His body stilled. He listened to her take a long, slow breath. Quiet. He let his eyes drift shut, and he thought of all the times she'd done that. All the times they'd had sex in the space of minutes, quickies, and yet she'd always stopped for that pause before she left. The pause in the end, where he wrapped his arms around her, and they panted in soft, tired unison. That pause had always given him a false, leaping sense of hope that she would stay for longer than minutes. That she would stay forever. But she'd always dragged herself away with a look that told him, despite her hangups, despite all of it, she wanted what he wanted, even if she didn't think she could give it to him.
“You never told me that,” he said.
And then you pulled me from the water...
“Told you what?”
“Why,” he said.
“Oh. The safe thing.” Her lashes dipped low over her eyes, and she smiled. “You always make me feel safe. But I really needed it then. I needed it so much.”
“I let it happen, Meredith. I could have said no.”
“But you didn't,” she said. She toiled with a lock of his hair. “Because you loved me. And I used that. I used it, and I shouldn't have. It wasn't fair to you.” She swallowed, and her voice cracked. “But I needed it.”
“Mere...”
She wiped her eyes. “Look. My point is, we both did bad things. We both did. I'm the one who wasted time, though. I should have said it sooner.”
“Said what?”
She kissed him, lips to lips, and he moaned as her tongue stroked him. Their noses mashed, and she lingered, breathing in his space. “I should have said that I love you.”
Her body against his intoxicated him.
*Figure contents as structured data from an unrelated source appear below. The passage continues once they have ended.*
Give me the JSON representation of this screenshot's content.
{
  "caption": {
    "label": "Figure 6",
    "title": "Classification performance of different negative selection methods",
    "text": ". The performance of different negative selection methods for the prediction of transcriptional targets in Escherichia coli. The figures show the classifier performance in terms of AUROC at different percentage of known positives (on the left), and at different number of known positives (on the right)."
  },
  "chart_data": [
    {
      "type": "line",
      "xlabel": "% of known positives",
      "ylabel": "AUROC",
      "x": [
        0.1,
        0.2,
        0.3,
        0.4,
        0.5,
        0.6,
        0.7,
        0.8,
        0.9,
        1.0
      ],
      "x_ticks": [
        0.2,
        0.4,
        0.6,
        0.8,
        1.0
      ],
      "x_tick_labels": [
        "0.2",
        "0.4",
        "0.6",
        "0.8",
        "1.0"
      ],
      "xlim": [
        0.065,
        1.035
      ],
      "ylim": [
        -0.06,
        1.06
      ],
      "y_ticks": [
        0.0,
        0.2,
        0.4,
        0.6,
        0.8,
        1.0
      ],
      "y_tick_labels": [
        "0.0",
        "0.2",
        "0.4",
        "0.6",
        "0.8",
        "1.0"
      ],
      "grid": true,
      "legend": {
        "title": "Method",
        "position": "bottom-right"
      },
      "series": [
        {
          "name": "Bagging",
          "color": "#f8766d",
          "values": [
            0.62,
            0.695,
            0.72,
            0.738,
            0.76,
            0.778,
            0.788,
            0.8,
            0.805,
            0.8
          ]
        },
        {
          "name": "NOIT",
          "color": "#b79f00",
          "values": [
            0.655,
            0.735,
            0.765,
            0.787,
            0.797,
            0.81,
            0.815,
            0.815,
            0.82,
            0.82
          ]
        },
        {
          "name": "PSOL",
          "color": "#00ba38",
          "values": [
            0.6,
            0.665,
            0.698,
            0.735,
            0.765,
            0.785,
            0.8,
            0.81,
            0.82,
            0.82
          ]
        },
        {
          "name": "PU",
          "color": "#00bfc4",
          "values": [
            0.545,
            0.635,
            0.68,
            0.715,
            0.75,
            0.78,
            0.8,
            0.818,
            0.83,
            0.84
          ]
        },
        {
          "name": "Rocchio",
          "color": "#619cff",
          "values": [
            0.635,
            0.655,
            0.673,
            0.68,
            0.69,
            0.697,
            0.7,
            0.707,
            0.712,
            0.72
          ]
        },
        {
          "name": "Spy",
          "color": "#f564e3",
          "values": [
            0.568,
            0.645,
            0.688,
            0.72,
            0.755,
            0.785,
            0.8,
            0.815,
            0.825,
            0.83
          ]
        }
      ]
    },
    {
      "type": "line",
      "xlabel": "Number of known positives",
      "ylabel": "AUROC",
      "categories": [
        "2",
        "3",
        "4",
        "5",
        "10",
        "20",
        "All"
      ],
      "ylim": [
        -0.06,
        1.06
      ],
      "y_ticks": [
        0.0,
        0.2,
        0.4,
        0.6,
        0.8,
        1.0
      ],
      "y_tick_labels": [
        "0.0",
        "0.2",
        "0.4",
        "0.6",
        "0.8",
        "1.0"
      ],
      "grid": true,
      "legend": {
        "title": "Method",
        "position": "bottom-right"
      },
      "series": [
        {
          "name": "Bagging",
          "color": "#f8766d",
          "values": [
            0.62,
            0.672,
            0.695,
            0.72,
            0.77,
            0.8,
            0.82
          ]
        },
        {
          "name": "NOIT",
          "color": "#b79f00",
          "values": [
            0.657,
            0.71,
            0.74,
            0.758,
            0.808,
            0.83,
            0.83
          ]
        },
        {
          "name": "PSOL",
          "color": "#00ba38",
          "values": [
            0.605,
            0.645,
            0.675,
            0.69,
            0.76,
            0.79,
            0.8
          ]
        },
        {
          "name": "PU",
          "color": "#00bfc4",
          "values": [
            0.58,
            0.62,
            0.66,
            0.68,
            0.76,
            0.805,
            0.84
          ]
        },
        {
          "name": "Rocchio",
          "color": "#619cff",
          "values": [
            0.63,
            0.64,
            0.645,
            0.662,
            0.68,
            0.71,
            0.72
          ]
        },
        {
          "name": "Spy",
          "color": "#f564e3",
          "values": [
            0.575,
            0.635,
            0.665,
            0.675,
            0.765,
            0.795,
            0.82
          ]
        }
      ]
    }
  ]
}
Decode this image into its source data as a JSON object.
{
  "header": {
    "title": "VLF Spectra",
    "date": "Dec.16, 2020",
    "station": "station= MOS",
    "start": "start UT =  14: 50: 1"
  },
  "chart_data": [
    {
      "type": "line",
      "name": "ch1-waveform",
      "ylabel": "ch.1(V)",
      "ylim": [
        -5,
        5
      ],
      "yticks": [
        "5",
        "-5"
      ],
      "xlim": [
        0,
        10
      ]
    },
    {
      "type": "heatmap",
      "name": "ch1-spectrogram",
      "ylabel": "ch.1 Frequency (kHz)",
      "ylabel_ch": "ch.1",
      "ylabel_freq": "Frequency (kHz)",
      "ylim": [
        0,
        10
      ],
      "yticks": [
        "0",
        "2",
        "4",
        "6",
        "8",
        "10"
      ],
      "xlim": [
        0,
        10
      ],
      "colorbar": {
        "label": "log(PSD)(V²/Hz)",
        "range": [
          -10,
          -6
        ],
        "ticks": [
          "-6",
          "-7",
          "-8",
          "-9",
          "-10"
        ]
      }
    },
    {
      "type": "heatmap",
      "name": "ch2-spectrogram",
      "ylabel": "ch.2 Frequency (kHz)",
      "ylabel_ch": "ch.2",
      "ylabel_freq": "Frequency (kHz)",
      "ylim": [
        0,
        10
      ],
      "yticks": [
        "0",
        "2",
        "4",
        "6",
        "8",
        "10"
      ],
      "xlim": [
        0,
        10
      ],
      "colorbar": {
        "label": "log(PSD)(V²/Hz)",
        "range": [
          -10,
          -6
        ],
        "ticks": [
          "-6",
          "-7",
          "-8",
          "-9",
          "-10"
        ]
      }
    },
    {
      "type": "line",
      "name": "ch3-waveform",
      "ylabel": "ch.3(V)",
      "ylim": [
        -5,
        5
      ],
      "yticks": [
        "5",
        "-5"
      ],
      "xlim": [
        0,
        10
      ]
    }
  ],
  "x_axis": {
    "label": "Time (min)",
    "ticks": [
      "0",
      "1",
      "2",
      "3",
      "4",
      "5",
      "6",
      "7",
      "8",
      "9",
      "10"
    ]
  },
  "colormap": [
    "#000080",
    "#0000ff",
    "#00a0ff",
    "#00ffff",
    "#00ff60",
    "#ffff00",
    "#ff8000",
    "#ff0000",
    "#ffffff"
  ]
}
Where the drugs made him hazy, she made him hot and alive and shaky. A fool, but in a different way. He inhaled the scent of her hair, lavender, and he kissed her temple.
Your choice? It's simple. Her or me.
“You did say it sooner, Meredith,” he murmured. “And then I chose Addison and wrecked it.”
Her body trembled in his arms. She made a small, wheezing, gasping noise that made him think she might be choking. He flopped against the chair, discombobulated with sudden panic stomped under the weight of a ton of narcotics. “Meredith,” he said, and she shivered against him. “Meredith, what is it?”
Tremors became giggles became rolling guffaws. He sat there, dumbfounded, blinking, and feeling very much the fool when he still couldn't figure out what was going on, even after he knew she was laughing. Had he tripped on his tongue and said something stupid? He couldn't remember saying something funny.
She panted against him, recovering, and then she looked at him, her eyes red but sparkling with happy, streaking tears. She wiped at her eyes, and then she laughed again. “How did we go from gold stars and pep talks to an argument about who sucks more?”
His lip twitched. “I have no idea.”
She kissed him. “I love you.”
“I love you, too,” he replied
“Nobody sucks more,” she said. “We're equally suck-y. Let's be even, now. No more baggage crap. Okay?”
He raised an eyebrow. “I thought that's what the post-it was for?”
“It was, but we never really had it out, I guess. Never really...” She searched for words. “I'm not sure I even understood any of it before. I guess I have a bit of perspective now, or whatever.”
He smiled. “Not an intern anymore?”
“I guess I finally graduated.”
He closed his eyes. “Hmm,” he agreed, and when she didn't reply, he drifted, tired.